As we approached the fourth corner, Don took over, to tell once again his favorite story—meeting Jill—relating how, armed with a B.A., he left home in upstate New York and headed west to Seattle and grad school, feeling “in my bones” that “big changes” lay ahead; how, approaching the city, he was “knocked out” by Puget Sound, then, on the University of Washington campus, he was “knocked out again” by the “beautiful Jill.”
“That,” he laughed, “was it!”
Soon they were inseparable. Now and then they’d “cool it,” agree to see other people, but within hours they were on the phone again, inseparable. “That was it.”
It was a story that never failed to evoke his deepest passion, and for that reason I grew apprehensive: Coming up, our path rose to an incline—modest enough for the fit but surely Mount Rainier for Don. On my arm he seemed frail as a leaf. I was prepared to scoop him up, carry him back should he fall.

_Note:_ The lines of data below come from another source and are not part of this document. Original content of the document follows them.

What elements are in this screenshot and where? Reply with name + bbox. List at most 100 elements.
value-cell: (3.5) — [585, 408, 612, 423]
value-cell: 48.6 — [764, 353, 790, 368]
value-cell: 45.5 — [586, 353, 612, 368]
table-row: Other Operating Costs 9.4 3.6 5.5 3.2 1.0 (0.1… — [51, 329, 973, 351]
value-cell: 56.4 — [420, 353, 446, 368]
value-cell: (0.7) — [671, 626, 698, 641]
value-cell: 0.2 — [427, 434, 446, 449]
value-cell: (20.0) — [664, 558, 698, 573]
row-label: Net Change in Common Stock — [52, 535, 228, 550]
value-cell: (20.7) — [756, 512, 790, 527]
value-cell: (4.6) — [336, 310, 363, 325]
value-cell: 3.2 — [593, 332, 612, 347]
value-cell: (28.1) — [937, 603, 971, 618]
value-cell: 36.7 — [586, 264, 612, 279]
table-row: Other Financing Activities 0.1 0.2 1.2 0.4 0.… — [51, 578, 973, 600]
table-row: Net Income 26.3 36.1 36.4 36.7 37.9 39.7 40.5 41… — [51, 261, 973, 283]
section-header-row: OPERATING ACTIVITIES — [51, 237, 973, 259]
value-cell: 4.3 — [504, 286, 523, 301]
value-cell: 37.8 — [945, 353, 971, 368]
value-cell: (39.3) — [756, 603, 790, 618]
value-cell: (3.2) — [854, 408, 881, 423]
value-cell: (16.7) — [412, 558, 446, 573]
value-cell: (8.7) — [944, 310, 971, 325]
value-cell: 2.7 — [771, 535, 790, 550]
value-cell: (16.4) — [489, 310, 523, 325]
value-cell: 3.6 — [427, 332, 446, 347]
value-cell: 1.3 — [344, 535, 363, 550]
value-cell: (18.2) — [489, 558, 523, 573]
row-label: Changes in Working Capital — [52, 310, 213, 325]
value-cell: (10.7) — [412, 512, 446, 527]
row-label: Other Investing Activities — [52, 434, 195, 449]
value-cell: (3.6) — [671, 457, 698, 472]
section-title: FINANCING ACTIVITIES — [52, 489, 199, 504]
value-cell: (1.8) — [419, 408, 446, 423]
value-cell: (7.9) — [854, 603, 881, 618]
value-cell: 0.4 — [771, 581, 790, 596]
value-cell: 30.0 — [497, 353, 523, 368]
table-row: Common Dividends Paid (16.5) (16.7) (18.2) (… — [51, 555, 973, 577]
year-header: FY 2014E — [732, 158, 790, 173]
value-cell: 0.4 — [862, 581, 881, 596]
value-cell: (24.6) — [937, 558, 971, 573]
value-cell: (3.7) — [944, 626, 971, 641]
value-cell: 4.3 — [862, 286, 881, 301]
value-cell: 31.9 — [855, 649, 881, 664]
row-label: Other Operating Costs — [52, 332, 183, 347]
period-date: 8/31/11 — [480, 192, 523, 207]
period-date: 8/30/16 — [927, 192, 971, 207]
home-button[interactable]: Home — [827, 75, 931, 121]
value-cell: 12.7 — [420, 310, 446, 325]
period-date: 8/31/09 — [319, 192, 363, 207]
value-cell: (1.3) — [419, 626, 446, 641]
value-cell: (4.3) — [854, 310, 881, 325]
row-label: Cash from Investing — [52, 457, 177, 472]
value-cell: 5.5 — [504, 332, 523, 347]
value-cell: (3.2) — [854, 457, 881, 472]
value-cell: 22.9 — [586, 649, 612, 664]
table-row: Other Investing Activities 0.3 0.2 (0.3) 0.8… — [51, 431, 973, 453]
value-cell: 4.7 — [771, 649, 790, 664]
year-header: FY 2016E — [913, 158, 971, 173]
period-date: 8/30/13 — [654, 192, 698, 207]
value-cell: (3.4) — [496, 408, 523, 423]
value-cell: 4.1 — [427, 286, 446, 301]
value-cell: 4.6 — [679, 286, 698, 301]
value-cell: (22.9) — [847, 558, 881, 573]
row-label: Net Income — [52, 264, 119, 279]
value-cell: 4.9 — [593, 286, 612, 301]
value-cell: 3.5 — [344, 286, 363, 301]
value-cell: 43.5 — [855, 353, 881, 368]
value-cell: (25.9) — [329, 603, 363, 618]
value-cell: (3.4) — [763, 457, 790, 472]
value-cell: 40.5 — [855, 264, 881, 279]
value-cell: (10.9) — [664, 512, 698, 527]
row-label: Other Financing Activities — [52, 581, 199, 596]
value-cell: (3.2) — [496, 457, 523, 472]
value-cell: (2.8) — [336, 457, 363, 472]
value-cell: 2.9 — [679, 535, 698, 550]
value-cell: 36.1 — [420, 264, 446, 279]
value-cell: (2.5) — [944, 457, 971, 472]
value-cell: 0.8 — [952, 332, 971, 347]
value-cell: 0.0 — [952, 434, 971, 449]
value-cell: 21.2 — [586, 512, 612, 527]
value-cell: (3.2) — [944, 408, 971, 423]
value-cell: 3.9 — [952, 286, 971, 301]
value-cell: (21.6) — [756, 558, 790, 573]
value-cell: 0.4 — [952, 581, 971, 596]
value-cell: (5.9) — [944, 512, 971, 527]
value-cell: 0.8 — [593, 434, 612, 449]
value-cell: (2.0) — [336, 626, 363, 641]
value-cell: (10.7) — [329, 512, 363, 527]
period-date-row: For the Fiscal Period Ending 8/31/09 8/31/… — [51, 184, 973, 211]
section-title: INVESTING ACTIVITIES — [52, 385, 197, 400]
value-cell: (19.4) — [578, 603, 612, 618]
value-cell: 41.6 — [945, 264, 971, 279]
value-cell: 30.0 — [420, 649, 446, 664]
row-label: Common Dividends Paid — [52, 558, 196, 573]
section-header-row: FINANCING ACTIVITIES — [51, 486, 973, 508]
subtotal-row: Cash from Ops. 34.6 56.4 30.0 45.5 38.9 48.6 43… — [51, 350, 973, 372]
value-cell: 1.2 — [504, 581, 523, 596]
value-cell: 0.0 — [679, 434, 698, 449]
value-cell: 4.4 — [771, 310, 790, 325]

But he didn’t. Love fuels.
Once inside, now completely spent, he moved toward the bedroom, “to get down.” As I lifted his feet onto the bed, he handed me a gift. “Gute Freudin,” he said, meaning good friend, then whispered, “Now where did that come from….?”
“Well, Don,” I said, “it came from your childhood, speaking German with your grandfather.” But he was fast asleep.
Out in the kitchen, sitting at the window, I mentally retraced our steps. If poetry is feeling condensed, our hour-long walk had been an ode to final, and also first, things: love, choice, purpose, friendship. Only slowly did I become aware of cars going by, newspapers being tossed onto doorsteps, a phone ringing.
And in the other room, the poet lay dying.
Don died two months later. Jill perseveres, “after.” And both children are well-married. For this essay their names were changed.
Carla Seaquist, who relocated to her native Pacific Northwest from Washington, D.C., is a playwright. Her play “The Washington-Sarajevo Talks” will be produced in the Festival of Emerging American Theatre. She has published in The New York Times, Washington Post, and Christian Science Monitor.